Michael Scherer, via Mike Allen, reports that the White House is listening to cheerful historical analogies:

In June, ... White House chief of staff Bill Daley arranged a secret retreat for his senior team at Fort McNair ... Historian Michael Beschloss went along as a guest speaker to help answer the one question on everyone’s mind: How does a U.S. President win re-election with the country suffering unacceptably high rates of unemployment? The historian’s lecture provided a lift for Barack Obama’s team. No iron law in politics is ever 100% accurate, Beschloss told the group. Two Presidents in the past century—Franklin Delano Roosevelt in 1936 and Ronald Reagan in 1984—won re-­election amid substantial economic suffering. Both used the same two-part strategy: FDR and Reagan argued that the country, though in pain, was improving and that their opponents, anchored in past failures, would make things worse. ... The President’s aides, all but resigned to unemployment above 8% on Election Day, now see in Roosevelt and Reagan a plausible path to victory. They intend to make sure voters believe a year from now that their fortunes are improving, and they plan to persuade the American people that a Republican in the White House would be a step backward. ...

This is a reporter summarizing another's reporter's summary of an event no reporter actually attended, so we are looking through the glass darkly. That caveat aside, this sounds like pure delusion. Roosevelt in 1936 and Reagan in 1984 had high unemployment, yes. But they also had very rapid economic growth. Here's the picture in 1936:

And 1984:

These were situations where the public could discern rapid improvement from a bad situation. No such thing is likely to be the case next year. 1936 and 1984 are not good lessons. They're counter-examples, like learning how to handle a drought by studying what happened during Hurricane Katrina.
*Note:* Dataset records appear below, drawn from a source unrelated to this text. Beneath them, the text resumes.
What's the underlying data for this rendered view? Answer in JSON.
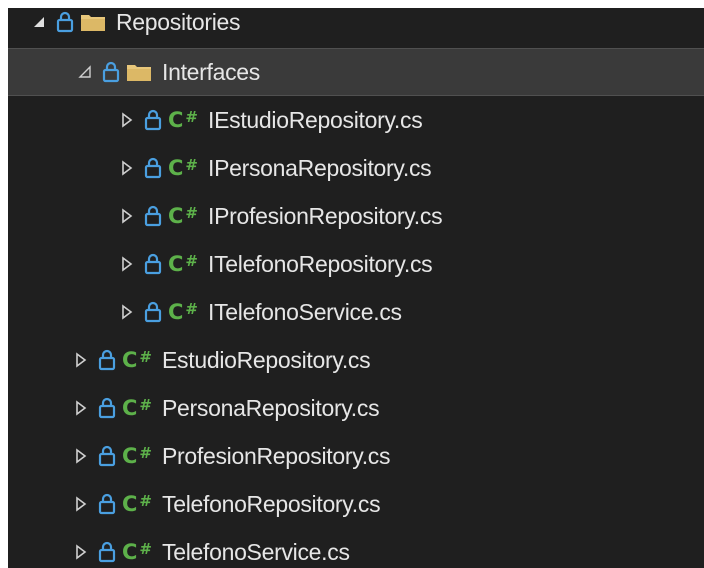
{
  "tree": {
    "root": {
      "label": "Repositories",
      "expanded": true,
      "icon": "folder-icon"
    },
    "interfaces": {
      "label": "Interfaces",
      "expanded": true,
      "selected": true,
      "icon": "folder-icon"
    },
    "interface_files": [
      {
        "label": "IEstudioRepository.cs",
        "icon": "csharp-file-icon"
      },
      {
        "label": "IPersonaRepository.cs",
        "icon": "csharp-file-icon"
      },
      {
        "label": "IProfesionRepository.cs",
        "icon": "csharp-file-icon"
      },
      {
        "label": "ITelefonoRepository.cs",
        "icon": "csharp-file-icon"
      },
      {
        "label": "ITelefonoService.cs",
        "icon": "csharp-file-icon"
      }
    ],
    "files": [
      {
        "label": "EstudioRepository.cs",
        "icon": "csharp-file-icon"
      },
      {
        "label": "PersonaRepository.cs",
        "icon": "csharp-file-icon"
      },
      {
        "label": "ProfesionRepository.cs",
        "icon": "csharp-file-icon"
      },
      {
        "label": "TelefonoRepository.cs",
        "icon": "csharp-file-icon"
      },
      {
        "label": "TelefonoService.cs",
        "icon": "csharp-file-icon"
      }
    ],
    "csharp_badge": "C",
    "csharp_hash": "#"
  },
  "colors": {
    "background": "#1f1f1f",
    "selected_row": "#3a3a3a",
    "text": "#e6e6e6",
    "lock": "#4a9fe0",
    "folder": "#e8c77b",
    "csharp": "#5db14a",
    "expander": "#cfcfcf"
  }
}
Again, it's hard to say exactly what the administration thinks these examples mean. The article does report, "Obama will try to divert the public’s frustration with Washington toward his main enemy, the GOP." That is the obviously correct strategy. Americans are very, very unhappy. Obama's task is to persuade them to blame Republicans. Running an election taking credit for, well, anything is a terrible idea.